A perfectly preserved, mummified bear found entombed in the Siberian permafrost in 2020 isn’t what scientists thought it was, a new analysis reveals. It turns out that the eerily intact carcass is much younger than first assumed and belongs to an entirely different species.
Reindeer herders unearthed the remains, which include the bear’s intact skin, fur, teeth, nose, claws, body fat and internal organs, on Bolshoy Lyakhovsky Island, a remote Russian island located in the East Siberian Sea. Researchers named it the Etherican bear, after the nearby Bolshoy Etherican River.
The Etherican bear was so well preserved that its stomach contents were still partly intact, which revealed that the bear had been dining on a mix of unidentified plants and birds, some of whose feathers were still inside the bear’s belly. This fits with what we know about living brown bears that are omnivores, meaning they have a mixed diet of plants and animals.
The researchers also removed the bear’s brain after cutting through its skull, which they hope to study in the future.
One of the biggest remaining mysteries about the Etherican bear is how it ended up on Bolshoy Lyakhovsky Island.
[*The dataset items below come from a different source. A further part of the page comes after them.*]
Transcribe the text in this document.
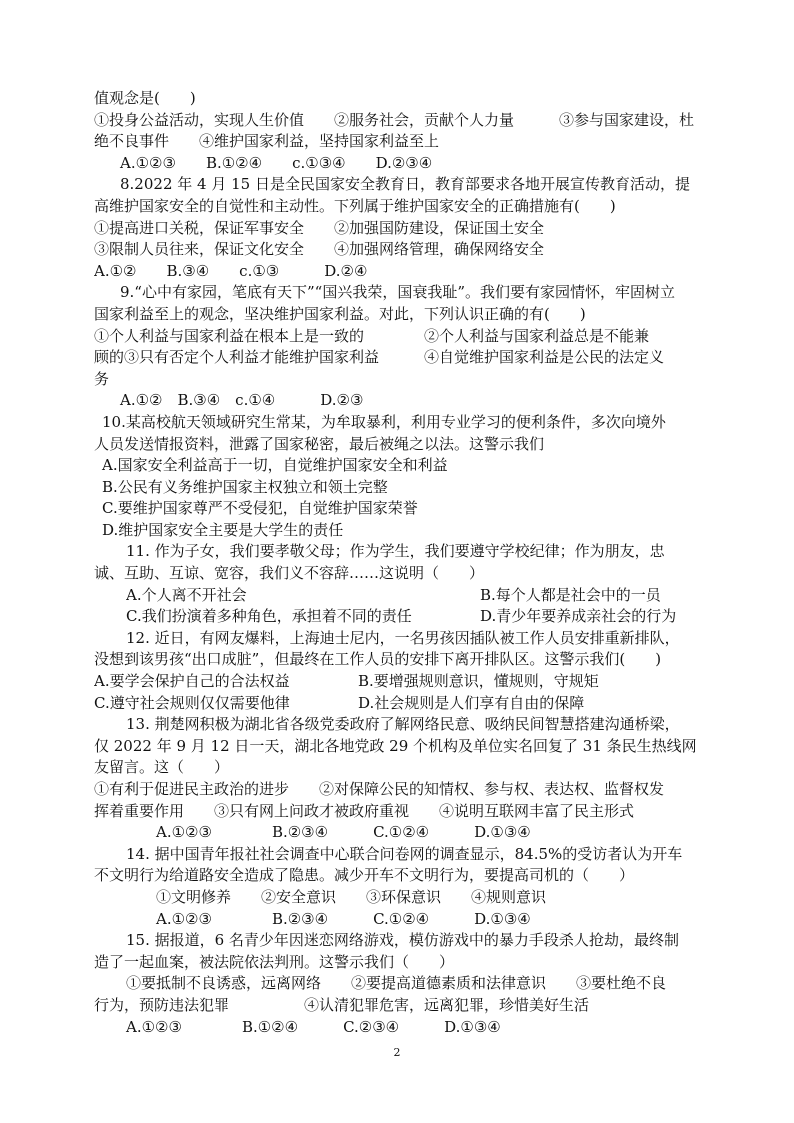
值观念是(　　)
①投身公益活动，实现人生价值　　②服务社会，贡献个人力量　　　③参与国家建设，杜
绝不良事件　　④维护国家利益，坚持国家利益至上
A.①②③　　B.①②④　　c.①③④　　D.②③④
8.2022 年 4 月 15 日是全民国家安全教育日，教育部要求各地开展宣传教育活动，提
高维护国家安全的自觉性和主动性。下列属于维护国家安全的正确措施有(　　)
①提高进口关税，保证军事安全　　②加强国防建设，保证国土安全
③限制人员往来，保证文化安全　　④加强网络管理，确保网络安全
A.①②　　B.③④　　c.①③　　　D.②④
9.“心中有家园，笔底有天下”“国兴我荣，国衰我耻”。我们要有家园情怀，牢固树立
国家利益至上的观念，坚决维护国家利益。对此，下列认识正确的有(　　)
①个人利益与国家利益在根本上是一致的　　　　②个人利益与国家利益总是不能兼
顾的③只有否定个人利益才能维护国家利益　　　④自觉维护国家利益是公民的法定义
务
A.①②　B.③④　c.①④　　　D.②③
10.某高校航天领域研究生常某，为牟取暴利，利用专业学习的便利条件，多次向境外
人员发送情报资料，泄露了国家秘密，最后被绳之以法。这警示我们
A.国家安全利益高于一切，自觉维护国家安全和利益
B.公民有义务维护国家主权独立和领土完整
C.要维护国家尊严不受侵犯，自觉维护国家荣誉
D.维护国家安全主要是大学生的责任
11. 作为子女，我们要孝敬父母；作为学生，我们要遵守学校纪律；作为朋友，忠
诚、互助、互谅、宽容，我们义不容辞……这说明（　　）
A.个人离不开社会	B.每个人都是社会中的一员
C.我们扮演着多种角色，承担着不同的责任	D.青少年要养成亲社会的行为
12. 近日，有网友爆料，上海迪士尼内，一名男孩因插队被工作人员安排重新排队，
没想到该男孩“出口成脏”，但最终在工作人员的安排下离开排队区。这警示我们(　　)
A.要学会保护自己的合法权益	B.要增强规则意识，懂规则，守规矩
C.遵守社会规则仅仅需要他律	D.社会规则是人们享有自由的保障
13. 荆楚网积极为湖北省各级党委政府了解网络民意、吸纳民间智慧搭建沟通桥梁，
仅 2022 年 9 月 12 日一天，湖北各地党政 29 个机构及单位实名回复了 31 条民生热线网
友留言。这（　　）
①有利于促进民主政治的进步　　②对保障公民的知情权、参与权、表达权、监督权发
挥着重要作用　　③只有网上问政才被政府重视　　④说明互联网丰富了民主形式
A.①②③　　　　B.②③④　　　C.①②④　　　D.①③④
14. 据中国青年报社社会调查中心联合问卷网的调查显示，84.5%的受访者认为开车
不文明行为给道路安全造成了隐患。减少开车不文明行为，要提高司机的（　　）
①文明修养　　②安全意识　　③环保意识　　④规则意识
A.①②③　　　　B.②③④　　　C.①②④　　　D.①③④
15. 据报道，6 名青少年因迷恋网络游戏，模仿游戏中的暴力手段杀人抢劫，最终制
造了一起血案，被法院依法判刑。这警示我们（　　）
①要抵制不良诱惑，远离网络　　②要提高道德素质和法律意识　　③要杜绝不良
行为，预防违法犯罪　　　　　④认清犯罪危害，远离犯罪，珍惜美好生活
A.①②③　　　　B.①②④　　　C.②③④　　　D.①③④
2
The island is currently separated from the mainland by around 31 miles (50 kilometers) of water, so the most likely explanation is that brown bears moved to the island when it was still connected by sea ice during the Last Glacial Maximum, according to Reuters. But if this was the case, then researchers would have expected to find many more brown bear remains on the island, which is a hotspot for paleontological treasures, including mammoth remains.